|I'd been having a bad week...a bad life, really, but not anymore. This week I was to turn things around. I'd planned it out carefully. After all, a guy with a clean record generally doesn't have a lot of experience in how to commit a felony, particularly a federal offense. That's why most get caught right away. The on-the-job learning curve is a real killer. I wasn't going to be one of those.
It all started back when I decided to be a writer. You see, I had a job, but
I quit it to write. Problem was, I didn't have any idea what I was going to
write about. Then it dawned on me, the light bulb went off. I'd become a
mystery writer. I started studying bad guys, criminal types. I read the true
crime stories; I watched the cop shows on TV. I knew the criminal mind
inside and out. And I knew they always got caught in the end. But this was
My financial situation, however, started to slide rapidly while I was trying
to learn the ropes. Seems the publishing industry wasn't exactly waiting
with eager anticipation for me to come out with my first book. Random House
hadn't sent me that big advance I'd dreamed about. Not that the form letter
they sent wasn't encouraging, except that my name was misspelled. I bet they
could spell Mary Higgins Clark without a problem. The editor had actually
hand-written a note in the margin. Something about keeping my day job. Very
funny. It was then I decided to take action to rectify my economic status.

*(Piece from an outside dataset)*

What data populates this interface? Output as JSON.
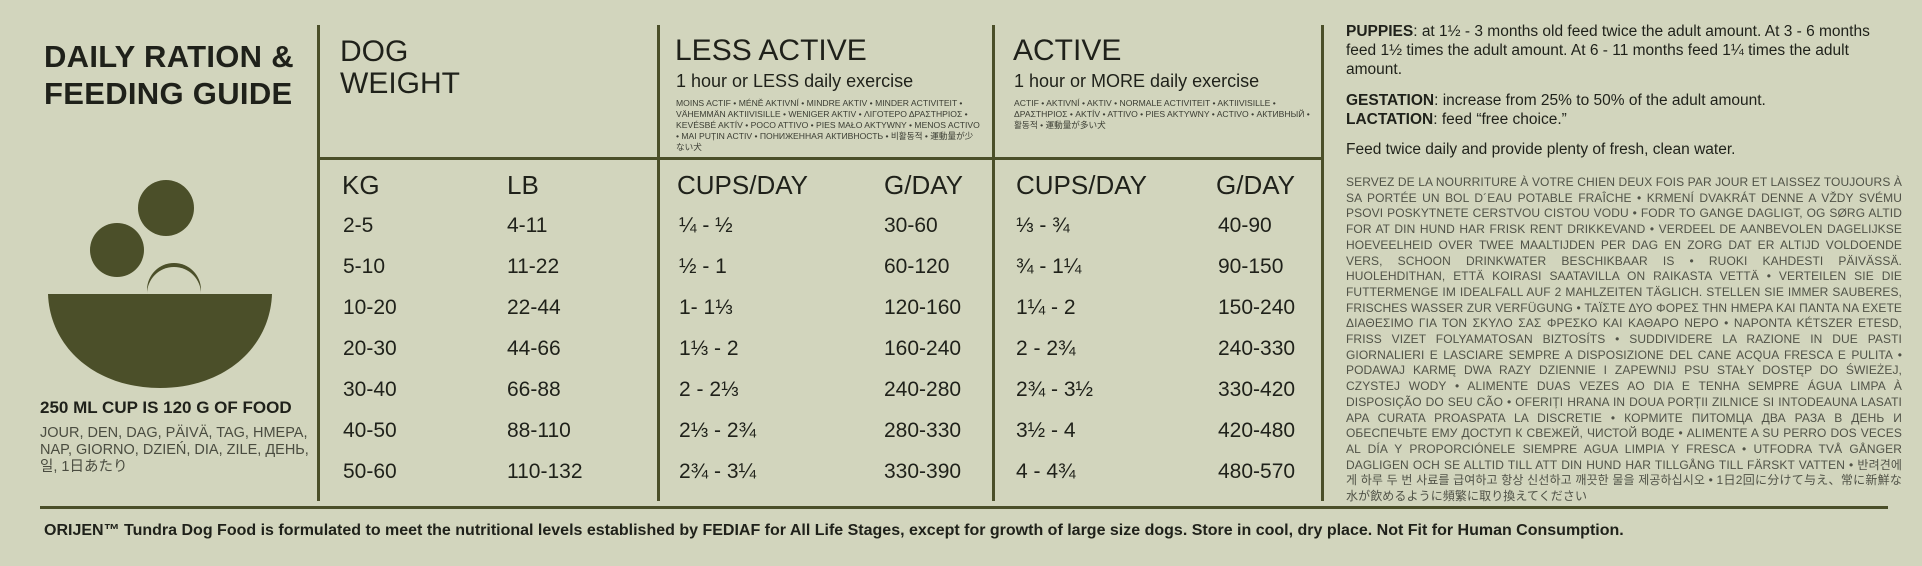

So here I am. It's Wednesday, my day. It's a sunny day in Seattle, rare, I
know. A good omen, I thought. Wednesday is cash day at the local Bank of
America branch. I'd been observing it for years. I'd noticed that every
Wednesday, the armored car delivered the weekly cash to the branch, right
around 10:00 AM. I'd also observed the head teller usually put the bags just
inside the vault door, to be counted and sorted after the lunch rush was
over. 11:00 AM would be my perfect time.
I'd pretty much covered all the bases. The surveillance cameras would record
a well-dressed woman, taller than me, with a slight limp favoring the right
leg. I must say that in drag, I made a damn fine looking woman. A note, a
threat, a bag full of cash, and my hasty exit. Call it my book advance from
Bank of America. So in I went.
As usual, I picked the slowest line, the one with the little old guy
counting out his pennies on the counter. I fingered my pistol as my hand
groped through my purse, looking for the note I'd written. I'd flash the
note and gun, give her the bag, and keep a close eye on the silent alarm
trigger. They'd get the message. The old guy finally shuffled off and I
headed to the counter.
"Yes m'am," the teller said.
That's right, you treat this old lady with respect, I laughed to myself. I
was just handing her the note when it hit. The floor shook, knocked me into
the counter. Someone shouted "earthquake", and the teller disappeared under
the counter. A hanging potted fern came down and hammered the top of my
head, knocking me to my knees where I rode out the rumblings and shakings.
People screamed, the building rattled, and then it was over. I felt a warm
trickle of blood on my forehead as a bank guard helped me to my feet.
"You okay, m'am?" he asked.
"Yeah, yeah," I muttered, "I'm just dandy."
Unhand me, young man. I made my way to the door. Outside, my getaway car
was now wearing a large concrete gargoyle on the roof that must have dropped
from the facade of the bank building, judging by the indent it made. Debris
covered the hood and trunk. Here I was, dressed as an old woman, armed with
a handgun, my robbery botched, my car crushed, my bank account still empty
and my heels were killing my feet. Not only that, I had a tear in my
stockings from landing on my knees. My life of crime was over.
I got home that night and my house was a mess, but my computer and keyboard
were still intact. I scrubbed off my makeup, put on my sweats and sat down
to work on my novel. "Page One," I typed. Then I blanked, as usual. If only
something interesting would happen to me to write about.